Previous studies demonstrated that severe hypoxia increases the generation of mitochondrial reactive oxygen species (H₂O₂ and superoxide) in vitro and in vivo (4). However, our model is different since AEC exposed to mild hypoxia did not increase H₂O₂ levels but only superoxide. Our results, where SOD1 overexpression prevented the hypoxia-induced occludin reduction in AEC is consistent with results shown in Fig. 3. In addition, the lack of protection of SOD2 suggests that mitochondrial ROS, specifically from the matrix, are not generated in this model. Conversely, despite not detecting an increase in H₂O₂ in AEC exposed to hypoxia, overexpression of catalase and pretreatment with ebselen (glutathione peroxidase mimetic) prevents the hypoxia-induced occludin reduction and G_t increase in AEC. The possible explanations for this observation includes lack of sensitivity of our methods to detect very small increases in H₂O₂ concentrations or local production of H₂O₂ in the cell microenvironment that cannot be detected with the methods used. Another possibility is nonspecific effects of catalase overexpression and ebselen, which prevent the hypoxia-induced occludin reduction in AEC.
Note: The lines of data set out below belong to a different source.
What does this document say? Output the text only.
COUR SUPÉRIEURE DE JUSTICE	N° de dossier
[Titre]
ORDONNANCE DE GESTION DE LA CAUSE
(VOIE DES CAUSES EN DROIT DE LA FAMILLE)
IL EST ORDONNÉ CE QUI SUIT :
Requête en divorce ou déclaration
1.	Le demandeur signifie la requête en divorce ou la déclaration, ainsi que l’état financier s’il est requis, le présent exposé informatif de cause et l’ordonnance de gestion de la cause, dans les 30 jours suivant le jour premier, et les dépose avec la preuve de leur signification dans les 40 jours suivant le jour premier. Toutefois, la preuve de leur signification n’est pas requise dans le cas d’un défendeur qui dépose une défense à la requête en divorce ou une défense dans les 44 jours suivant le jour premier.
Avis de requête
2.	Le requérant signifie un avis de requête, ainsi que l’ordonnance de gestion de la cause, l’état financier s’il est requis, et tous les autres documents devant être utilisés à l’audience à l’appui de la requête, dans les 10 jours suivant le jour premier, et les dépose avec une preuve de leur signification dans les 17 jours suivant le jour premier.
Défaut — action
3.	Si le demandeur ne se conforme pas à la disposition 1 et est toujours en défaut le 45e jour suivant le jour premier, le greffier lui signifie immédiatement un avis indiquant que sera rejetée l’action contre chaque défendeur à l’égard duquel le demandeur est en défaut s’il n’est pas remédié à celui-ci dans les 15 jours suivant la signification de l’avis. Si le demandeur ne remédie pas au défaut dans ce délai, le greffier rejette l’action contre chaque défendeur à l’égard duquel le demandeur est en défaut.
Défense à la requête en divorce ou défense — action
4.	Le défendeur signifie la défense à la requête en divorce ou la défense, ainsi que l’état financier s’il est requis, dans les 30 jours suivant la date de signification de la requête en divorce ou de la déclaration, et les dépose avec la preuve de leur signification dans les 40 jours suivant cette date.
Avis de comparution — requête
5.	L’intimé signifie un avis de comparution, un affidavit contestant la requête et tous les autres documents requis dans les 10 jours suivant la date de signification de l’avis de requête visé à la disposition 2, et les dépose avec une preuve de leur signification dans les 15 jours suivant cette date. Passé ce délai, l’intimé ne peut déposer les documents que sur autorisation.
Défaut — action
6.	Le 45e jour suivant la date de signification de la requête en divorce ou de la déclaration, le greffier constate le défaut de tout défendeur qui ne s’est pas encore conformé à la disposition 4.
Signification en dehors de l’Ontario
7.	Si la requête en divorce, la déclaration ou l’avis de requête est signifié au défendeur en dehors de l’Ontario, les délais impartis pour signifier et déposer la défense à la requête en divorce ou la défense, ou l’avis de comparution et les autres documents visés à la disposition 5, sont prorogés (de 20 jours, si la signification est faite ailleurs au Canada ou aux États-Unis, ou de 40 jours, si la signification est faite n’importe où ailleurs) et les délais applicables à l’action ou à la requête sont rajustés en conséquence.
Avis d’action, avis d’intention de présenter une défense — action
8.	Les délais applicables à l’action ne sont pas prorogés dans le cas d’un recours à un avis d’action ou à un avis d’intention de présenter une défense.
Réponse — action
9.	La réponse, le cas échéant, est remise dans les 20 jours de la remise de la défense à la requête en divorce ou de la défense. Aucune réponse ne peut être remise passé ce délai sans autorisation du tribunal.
During severe hypoxia the mitochondria are the source of ROS. Our results in this very mild hypoxic model raise the hypothesis that the source of ROS is probably different than the mitochondria, although the fact that overexpression of SOD1 prevented the hypoxia-induced dysfunction of the alveolar epithelium raises the possibility of the mitochondrial intermembrane space as a potential source of ROS (9). Since the source of ROS in our model is unclear, it leaves us to explore other sources such as the NADPH system. It has been reported that type II pneumocytes release ROS, and their generation has been attributed in part to the NADPH oxidase like enzyme system [reviewed by Bedard et al. (1)]. Also, the dual oxidase isoforms of the novel NADPH oxidase family are expressed and function at the apical membrane of both airway and alveolar epithelial cells (14). Multiple authors have reported different oxygen sensors in diverse organs. One of these potential sensors is the NADPH oxidase system, which plays a role in the oxygen sensing at the level of the carotid body. This organ is exposed to higher partial pressures of oxygen than most organs, except for the lung, cornea, and skin. Since small changes in oxygen tension require early responses by the carotid body, it is conceivable that the regulation by the alveolar epithelium shares some of the same mechanisms.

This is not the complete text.